Esta nueva crisis significa una escalada inmediata en el valor del barril de petróleo, impulsada no solo por la escasez física, sino por la prima de riesgo geopolítico que los mercados financieros aplican a cada barril. La volatilidad se disparó porque, a diferencia de crisis anteriores, la capacidad de respuesta de los países productores externos a la zona es limitada, y cualquier chispa en el Estrecho de Ormuz se traduce automáticamente en un incremento de dos dígitos en los contratos de futuro de crudo, impactando la inflación global de manera casi instantánea.

¿Reedición?: La sombra de la historia se proyecta inevitablemente hacia 1979, un año que cambió para siempre el equilibrio del poder en el Medio Oriente con la caída del Sha de Irán Mohammed Reza Pahlevi. La transición de una monarquía prooccidental a un gobierno teocrático liderado por el Ayatolá Ruollah Mousavo al Jomeini no solo alteró el mapa de alianzas, sino que provocó una de las mayores crisis de confianza en la historia de la política exterior estadounidense. El fracaso del presidente Jimmy Carter para liberar a los rehenes en la embajada de Teherán, simbolizado trágicamente en la fallida Operación Garra de Águila, dejó una herida abierta en la psique política de Estados Unidos y marcó el fin de su presidencia.

 

Curiosamente, tras la agitación inicial de la Revolución Islámica que llevó los precios a niveles récord, el mercado experimentó posteriormente un desplome drástico. La reacción de los países consumidores, que comenzaron a diversificar sus fuentes de energía y establecer medidas de eficiencia, junto con la entrada de nuevos productores fuera de la OPEP, generó un exceso de oferta que hundió los precios en la década de los ochenta, demostrando que incluso las crisis más profundas pueden derivar en una regulación del mercado que castiga a los propios exportadores.

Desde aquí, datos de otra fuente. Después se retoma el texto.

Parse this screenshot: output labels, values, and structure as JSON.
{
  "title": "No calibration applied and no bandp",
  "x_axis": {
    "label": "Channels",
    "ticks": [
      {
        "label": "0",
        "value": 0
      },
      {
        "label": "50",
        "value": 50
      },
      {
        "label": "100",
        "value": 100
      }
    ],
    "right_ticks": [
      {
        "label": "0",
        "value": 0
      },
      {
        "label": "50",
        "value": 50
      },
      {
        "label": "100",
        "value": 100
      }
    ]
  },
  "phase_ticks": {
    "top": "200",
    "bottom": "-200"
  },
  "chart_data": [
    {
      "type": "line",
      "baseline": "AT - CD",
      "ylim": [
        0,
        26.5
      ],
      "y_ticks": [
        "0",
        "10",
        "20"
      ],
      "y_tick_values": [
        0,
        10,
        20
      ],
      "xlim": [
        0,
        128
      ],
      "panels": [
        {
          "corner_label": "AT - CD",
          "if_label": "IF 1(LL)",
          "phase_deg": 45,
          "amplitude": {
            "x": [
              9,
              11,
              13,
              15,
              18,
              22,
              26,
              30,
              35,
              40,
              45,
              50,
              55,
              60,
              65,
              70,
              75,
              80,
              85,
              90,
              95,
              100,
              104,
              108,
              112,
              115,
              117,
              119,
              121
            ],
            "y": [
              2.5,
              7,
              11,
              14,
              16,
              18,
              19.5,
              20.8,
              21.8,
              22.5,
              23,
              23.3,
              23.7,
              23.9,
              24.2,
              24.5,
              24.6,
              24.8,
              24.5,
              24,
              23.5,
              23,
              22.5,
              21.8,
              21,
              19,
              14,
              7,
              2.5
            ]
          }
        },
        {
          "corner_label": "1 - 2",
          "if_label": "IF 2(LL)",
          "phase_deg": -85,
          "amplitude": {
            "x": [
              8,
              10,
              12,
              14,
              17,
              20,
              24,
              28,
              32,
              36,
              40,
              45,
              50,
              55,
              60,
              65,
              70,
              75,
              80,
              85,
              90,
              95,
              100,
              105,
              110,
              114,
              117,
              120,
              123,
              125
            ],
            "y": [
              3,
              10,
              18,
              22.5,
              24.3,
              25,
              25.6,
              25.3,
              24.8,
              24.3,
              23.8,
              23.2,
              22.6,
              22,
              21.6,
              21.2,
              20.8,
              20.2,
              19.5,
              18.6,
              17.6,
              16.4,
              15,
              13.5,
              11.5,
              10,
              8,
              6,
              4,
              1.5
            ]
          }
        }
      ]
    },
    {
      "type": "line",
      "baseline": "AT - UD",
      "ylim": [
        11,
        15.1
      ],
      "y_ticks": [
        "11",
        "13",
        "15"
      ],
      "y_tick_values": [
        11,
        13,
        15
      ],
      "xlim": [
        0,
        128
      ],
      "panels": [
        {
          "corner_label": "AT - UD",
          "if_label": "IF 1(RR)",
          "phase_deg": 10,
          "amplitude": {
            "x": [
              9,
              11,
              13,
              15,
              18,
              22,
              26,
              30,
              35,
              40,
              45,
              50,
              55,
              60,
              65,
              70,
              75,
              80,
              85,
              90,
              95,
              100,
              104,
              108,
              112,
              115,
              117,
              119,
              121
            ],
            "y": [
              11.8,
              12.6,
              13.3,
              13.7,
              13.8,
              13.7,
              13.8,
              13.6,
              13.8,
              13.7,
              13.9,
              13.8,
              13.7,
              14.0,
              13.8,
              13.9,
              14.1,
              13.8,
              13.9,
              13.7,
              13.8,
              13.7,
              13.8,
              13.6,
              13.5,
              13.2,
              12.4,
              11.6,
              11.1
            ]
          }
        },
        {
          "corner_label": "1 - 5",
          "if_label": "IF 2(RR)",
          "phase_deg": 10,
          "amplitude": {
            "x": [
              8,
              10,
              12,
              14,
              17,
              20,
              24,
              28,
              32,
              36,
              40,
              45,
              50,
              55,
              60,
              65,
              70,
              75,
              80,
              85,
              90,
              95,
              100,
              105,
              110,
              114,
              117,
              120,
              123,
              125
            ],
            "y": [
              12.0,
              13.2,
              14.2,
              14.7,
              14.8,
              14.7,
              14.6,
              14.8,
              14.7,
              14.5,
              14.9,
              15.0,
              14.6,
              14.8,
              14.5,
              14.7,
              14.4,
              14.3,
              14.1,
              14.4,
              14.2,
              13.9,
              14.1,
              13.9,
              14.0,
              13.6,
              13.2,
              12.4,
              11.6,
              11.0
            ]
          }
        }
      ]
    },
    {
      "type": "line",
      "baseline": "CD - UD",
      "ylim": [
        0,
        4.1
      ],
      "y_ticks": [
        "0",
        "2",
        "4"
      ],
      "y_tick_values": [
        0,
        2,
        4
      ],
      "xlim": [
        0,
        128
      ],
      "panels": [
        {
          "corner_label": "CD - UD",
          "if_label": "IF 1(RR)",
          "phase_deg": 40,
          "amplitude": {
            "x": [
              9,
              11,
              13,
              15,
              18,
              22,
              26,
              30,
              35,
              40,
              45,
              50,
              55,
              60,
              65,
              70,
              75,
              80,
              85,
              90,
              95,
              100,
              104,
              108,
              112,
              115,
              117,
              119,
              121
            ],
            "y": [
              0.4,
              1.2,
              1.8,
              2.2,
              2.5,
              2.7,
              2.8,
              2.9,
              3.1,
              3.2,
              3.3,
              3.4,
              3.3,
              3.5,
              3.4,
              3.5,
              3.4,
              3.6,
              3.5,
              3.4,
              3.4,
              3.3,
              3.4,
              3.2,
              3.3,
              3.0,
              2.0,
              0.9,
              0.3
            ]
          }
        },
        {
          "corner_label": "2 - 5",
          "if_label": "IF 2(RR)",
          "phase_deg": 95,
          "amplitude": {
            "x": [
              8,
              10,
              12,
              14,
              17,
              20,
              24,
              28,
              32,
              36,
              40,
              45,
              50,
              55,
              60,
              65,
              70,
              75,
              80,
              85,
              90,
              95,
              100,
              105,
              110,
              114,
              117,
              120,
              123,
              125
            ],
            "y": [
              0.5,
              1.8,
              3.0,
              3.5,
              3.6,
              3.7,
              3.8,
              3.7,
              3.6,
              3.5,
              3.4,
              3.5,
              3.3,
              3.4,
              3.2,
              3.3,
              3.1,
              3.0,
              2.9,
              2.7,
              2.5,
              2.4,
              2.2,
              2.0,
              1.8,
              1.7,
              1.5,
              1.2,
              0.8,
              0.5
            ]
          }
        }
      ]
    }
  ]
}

Coyuntura: Bajo el escenario actual, las proyecciones sobre el precio del barril de petróleo están intrínsecamente ligadas a la duración y la intensidad del conflicto armado. Si se cumplen las advertencias del presidente Donald Trump respecto a una resolución de las hostilidades en un plazo de tres semanas, el mercado experimentaría una de las correcciones a la baja más sensibles. Un fin de la guerra en un periodo tan breve eliminaría de golpe la prima de riesgo por interrupción de suministro, permitiendo que el precio del barril regrese a sus fundamentos de oferta y demanda reales.

En este escenario de paz acelerada, el crudo podría estabilizarse en niveles significativamente más bajos al disminuir las presiones inflacionarias que asfixian a las economías europeas y estadounidense . No obstante, este optimismo choca con la realidad estructural del Golfo, donde la infraestructura dañada y la desconfianza podrían mantener una resistencia en los precios. El desplome del valor solo sería sostenible si la conclusión del conflicto viene acompañada de un acuerdo de navegación segura en Ormuz, devolviendo al mercado la certeza de que el flujo energético no volverá a ser tomado como rehén en el corto plazo por las ambiciones de los actores regionales.